1/25/2008

It's Something Unpredictable, but In the End, It's Right

It shouldn't be a big deal. It's a business move by Cumulus media. I shouldn't be bothered.

It's just a radio station and, until just yesterday, I thought it was going to be just another of those trivial events in local media that usually pass me by. That's not the case, though. My general contempt for popular culture notwithstanding, I find I have some very mixed and some very powerful feelings about today.

99.7fm, WNNX-Atlanta, Everything Alternative Ninety-Nine X, goes off the air today. Sure, they're going to soldier on as an internet and HD station but their days as a staple of Atlanta broadcast are over. Though I cajole myself for an emotional attachment to such a thing, I'm going to be very sorry to witness such an important symbol of my formative years silenced.

Before they were 99x, they were Power99 and they were the only ATL station I took a liking to when I moved here as a frustrated and hateful eleven year old.

I remember the day the first Iraq war ended. Power99 played the song "Celebrate," the same one that's gotten so tiresome at weddings, for two solid hours.

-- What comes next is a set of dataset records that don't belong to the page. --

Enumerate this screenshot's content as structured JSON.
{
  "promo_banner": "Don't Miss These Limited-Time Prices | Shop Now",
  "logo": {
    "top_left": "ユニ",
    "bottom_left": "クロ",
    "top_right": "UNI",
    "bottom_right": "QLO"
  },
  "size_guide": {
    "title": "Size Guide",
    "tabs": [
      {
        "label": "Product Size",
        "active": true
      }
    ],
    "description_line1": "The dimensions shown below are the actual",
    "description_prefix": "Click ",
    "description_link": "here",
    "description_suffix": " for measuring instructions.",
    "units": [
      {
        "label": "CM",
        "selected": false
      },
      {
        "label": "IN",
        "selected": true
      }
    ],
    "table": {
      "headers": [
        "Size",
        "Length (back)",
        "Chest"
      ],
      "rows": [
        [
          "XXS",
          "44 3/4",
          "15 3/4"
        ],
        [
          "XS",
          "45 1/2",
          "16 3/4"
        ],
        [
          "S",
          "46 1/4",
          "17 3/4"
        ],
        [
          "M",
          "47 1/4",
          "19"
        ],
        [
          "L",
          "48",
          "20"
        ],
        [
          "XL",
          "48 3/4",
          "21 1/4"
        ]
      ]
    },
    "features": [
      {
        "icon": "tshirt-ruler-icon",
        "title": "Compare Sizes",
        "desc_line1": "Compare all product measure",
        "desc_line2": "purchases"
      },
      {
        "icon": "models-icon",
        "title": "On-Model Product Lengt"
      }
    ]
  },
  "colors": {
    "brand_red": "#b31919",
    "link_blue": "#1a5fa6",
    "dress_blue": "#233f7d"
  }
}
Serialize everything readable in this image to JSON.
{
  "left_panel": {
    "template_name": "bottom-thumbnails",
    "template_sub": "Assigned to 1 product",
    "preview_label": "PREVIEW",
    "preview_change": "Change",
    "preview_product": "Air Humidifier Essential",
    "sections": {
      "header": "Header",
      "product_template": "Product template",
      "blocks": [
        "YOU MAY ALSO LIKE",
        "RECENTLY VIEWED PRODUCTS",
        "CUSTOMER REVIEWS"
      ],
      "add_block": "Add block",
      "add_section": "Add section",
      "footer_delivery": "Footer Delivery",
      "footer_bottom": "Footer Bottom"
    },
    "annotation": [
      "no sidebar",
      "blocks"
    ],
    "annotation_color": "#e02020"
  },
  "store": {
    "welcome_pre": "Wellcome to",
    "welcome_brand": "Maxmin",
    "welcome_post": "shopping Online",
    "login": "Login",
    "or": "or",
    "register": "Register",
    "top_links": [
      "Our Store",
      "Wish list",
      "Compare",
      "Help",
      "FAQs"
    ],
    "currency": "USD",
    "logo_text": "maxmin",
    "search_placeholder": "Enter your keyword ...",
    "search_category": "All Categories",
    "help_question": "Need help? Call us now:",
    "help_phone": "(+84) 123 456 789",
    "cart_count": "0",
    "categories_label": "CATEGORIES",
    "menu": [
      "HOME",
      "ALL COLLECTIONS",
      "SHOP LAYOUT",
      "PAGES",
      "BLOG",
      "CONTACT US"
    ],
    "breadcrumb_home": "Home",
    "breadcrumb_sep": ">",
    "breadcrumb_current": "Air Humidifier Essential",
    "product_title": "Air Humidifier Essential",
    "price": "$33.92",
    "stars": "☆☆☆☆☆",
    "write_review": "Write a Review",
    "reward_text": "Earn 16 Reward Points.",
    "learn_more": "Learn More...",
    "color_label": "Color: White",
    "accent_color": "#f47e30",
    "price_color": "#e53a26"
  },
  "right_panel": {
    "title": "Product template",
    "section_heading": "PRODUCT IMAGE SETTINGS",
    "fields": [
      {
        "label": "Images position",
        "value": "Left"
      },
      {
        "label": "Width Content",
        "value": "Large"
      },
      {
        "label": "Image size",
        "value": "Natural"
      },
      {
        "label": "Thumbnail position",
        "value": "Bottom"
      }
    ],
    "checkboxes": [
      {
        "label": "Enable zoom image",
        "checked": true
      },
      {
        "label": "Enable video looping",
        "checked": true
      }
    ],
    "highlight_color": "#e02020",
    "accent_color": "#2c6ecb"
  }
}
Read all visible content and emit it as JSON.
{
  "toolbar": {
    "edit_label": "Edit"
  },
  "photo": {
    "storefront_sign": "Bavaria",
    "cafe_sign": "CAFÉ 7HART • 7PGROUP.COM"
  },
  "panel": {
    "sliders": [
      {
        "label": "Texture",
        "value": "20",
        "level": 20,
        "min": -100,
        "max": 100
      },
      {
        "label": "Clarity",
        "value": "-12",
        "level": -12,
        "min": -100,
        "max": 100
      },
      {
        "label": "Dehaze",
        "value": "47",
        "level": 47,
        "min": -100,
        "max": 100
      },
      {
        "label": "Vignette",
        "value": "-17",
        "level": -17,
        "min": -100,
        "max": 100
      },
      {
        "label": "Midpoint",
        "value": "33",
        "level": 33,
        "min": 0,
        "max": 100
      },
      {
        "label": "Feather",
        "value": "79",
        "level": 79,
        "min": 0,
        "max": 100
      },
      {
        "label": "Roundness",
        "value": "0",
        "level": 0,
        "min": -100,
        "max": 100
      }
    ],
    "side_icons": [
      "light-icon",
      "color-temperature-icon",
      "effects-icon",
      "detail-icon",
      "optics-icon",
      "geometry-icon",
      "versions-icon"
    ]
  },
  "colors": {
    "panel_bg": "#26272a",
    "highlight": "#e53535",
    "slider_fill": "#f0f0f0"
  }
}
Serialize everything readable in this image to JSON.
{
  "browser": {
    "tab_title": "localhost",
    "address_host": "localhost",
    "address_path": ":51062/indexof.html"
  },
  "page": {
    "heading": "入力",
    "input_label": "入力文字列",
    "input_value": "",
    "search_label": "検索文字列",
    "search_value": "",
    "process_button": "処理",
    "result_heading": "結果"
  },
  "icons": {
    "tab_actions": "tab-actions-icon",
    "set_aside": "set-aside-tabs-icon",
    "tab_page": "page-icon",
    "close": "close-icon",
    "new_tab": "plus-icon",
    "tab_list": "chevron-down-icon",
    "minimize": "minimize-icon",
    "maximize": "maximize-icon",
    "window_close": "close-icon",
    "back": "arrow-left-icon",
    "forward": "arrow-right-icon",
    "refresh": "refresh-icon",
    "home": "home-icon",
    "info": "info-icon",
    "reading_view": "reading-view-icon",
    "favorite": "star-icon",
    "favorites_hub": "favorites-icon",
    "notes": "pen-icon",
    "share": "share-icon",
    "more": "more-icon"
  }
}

99.7 sponsored my first concert when I was twelve and at least two dozen more in the intervening years.

I was still in junior high when they shifted format from the new wave/technopop playlist to the alternative rock format of 99x, back when "alternative rock" still meant something, back when Nirvanna, Pearl Jam and Sound Garden were just getting ready to make headlines, when most rock stations were dominated by guys who permed their hair and dressed in spandex.

It's one of two local radio stations for which I can always remember the name, frequency and call letters and it's been the first station I've programmed into the radio of every car I've ever owned.

It's so staid to say but that station was, in a very real way, the voice of my generation. Anyone my age that grew up in suburban Atlanta knows that station and can sing along with nearly every song on it's playlist. This was the music that we all listened to through high school and college, the songs that played in the background behind so many of our lives' firsts.


There it was, just now: 0528 EST, 1/25/08


They played the oh-too-obvious Green Day song, the one I first heard on that station. The one that made us all go, 'excuse me, who? Doesn't sound anything like them.' I remember the day, driving my Camaro along Post Oak Tritt road not far from my old house, on the way back from a line rehearsal at Katie D's house. Strange that I should remember that song on that particular day but that is just how important some of that music has become.

And then, silence. A long deep silence as they switched over to the simulcast of the sister station that will now be appropriating the frequency.

All things must fade, I suppose and it does me little good to get so worked up over it. That last song hit it right on the head. So, thank you to 99x and to everyone who has been a part of it. Thank you for being there as I grew up. Thank you for shaping my taste and for sucking so much less than every other station on the Atlanta dial.

I hope you had the time of your life.

1 comment:

Anonymous said...

I love you.

I'm not supposed to cry at work, and I've been fine all day, but you nailed it. I keep going over in my head the 8 months I spent there, and I hate myself for not waking up to listen to it as it went off the air this morning.